Zwischen Neckar und Alb

Kunst kommt aus dem Kippenkasten

Detlev Schorlau will den ersten Kunstautomaten im ganzen Land nach Göppingen holen

So sieht ein Kunstautomat aus: Was man hier ziehen kann, gefährdet die Gesundheit nicht. Detlev Schorlau (kleines Bild unten) wi
So sieht ein Kunstautomat aus: Was man hier ziehen kann, gefährdet die Gesundheit nicht. Detlev Schorlau (kleines Bild unten) will Menschen Lust auf Kunst machen.Fotos: Margit Haas

Göppingen. Kunst statt Kippen – ein europaweites Kunstprojekt soll jetzt nach Göppingen kommen. In ausgedienten Zigarettenautomaten wird

für wenig Geld ein Kunstwerk angeboten werden.

Als Detlev Schorlau vom „Kunstautomaten“ las, war er sofort Feuer und Flamme und nahm mit dessen „Erfinder“ Lars Kaiser Kontakt auf. Der Potsdamer nimmt nämlich ausgediente Zigarettenautomaten und bestückt sie mit Kunst. Die steckt in kleinen Schächtelchen in der Größe einer Zigarettenschachtel.
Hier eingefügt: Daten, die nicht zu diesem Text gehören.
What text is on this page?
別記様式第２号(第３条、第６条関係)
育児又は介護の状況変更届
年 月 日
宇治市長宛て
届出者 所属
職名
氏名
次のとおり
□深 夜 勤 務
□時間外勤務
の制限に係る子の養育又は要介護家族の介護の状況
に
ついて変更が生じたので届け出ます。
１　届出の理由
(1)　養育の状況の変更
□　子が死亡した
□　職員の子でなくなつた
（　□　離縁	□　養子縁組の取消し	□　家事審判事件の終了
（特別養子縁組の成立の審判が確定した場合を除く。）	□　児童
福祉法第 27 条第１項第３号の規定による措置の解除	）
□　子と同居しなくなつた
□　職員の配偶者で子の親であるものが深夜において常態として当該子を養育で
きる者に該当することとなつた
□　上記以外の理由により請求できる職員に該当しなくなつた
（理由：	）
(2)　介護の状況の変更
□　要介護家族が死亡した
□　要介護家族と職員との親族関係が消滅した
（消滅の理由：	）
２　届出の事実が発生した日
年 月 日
Er will „Menschen Lust auf Kunst machen“ und „Kunst wieder in unser normales Lebensumfeld bringen“.

Die Kunstschachtel enthält neben einem kleinen Unikat eine kurze Biografie des Künstlers. „Zwischenzeitlich gibt es diese Kunstautomaten außer in vielen deutschen Städten schon in Portugal und Spanien, in den Niederlanden und in Österreich“, berichtet Schorlau begeistert.

In ganz Baden-Württemberg wurde aber bislang noch keiner dieser Automaten aufgestellt. Der erste im Ländle soll jetzt nach Göppingen kommen. Der Künstler ist überzeugt, dass sich andere Künstler aus dem Landkreis von seiner Begeisterung anstecken lassen und ebenfalls kleine Kunstwerke für den Automaten fertigen. „Sie haben so die Chance, mit ihren Kunstwerken weit über die Region hinaus bekannt zu werden“. Denn die kleinen Schätze können sie sowohl in Göppingen als auch in einem der vielen anderen Automaten anbieten und den Kreis von 200 Künstlern, die sich bereits beteiligen, erweitern.

Die Kunstautomaten können ganz unterschiedlich bestückt werden. „Es kann Themenschächte geben wie etwa „ab Oktober in Fläming zu 500 Jahren Reformation“, erklärt Kaiser. Oder es gibt Kunst aus den Partnerstädten oder aus einer Schule – die Möglichkeiten sind schier unbegrenzt.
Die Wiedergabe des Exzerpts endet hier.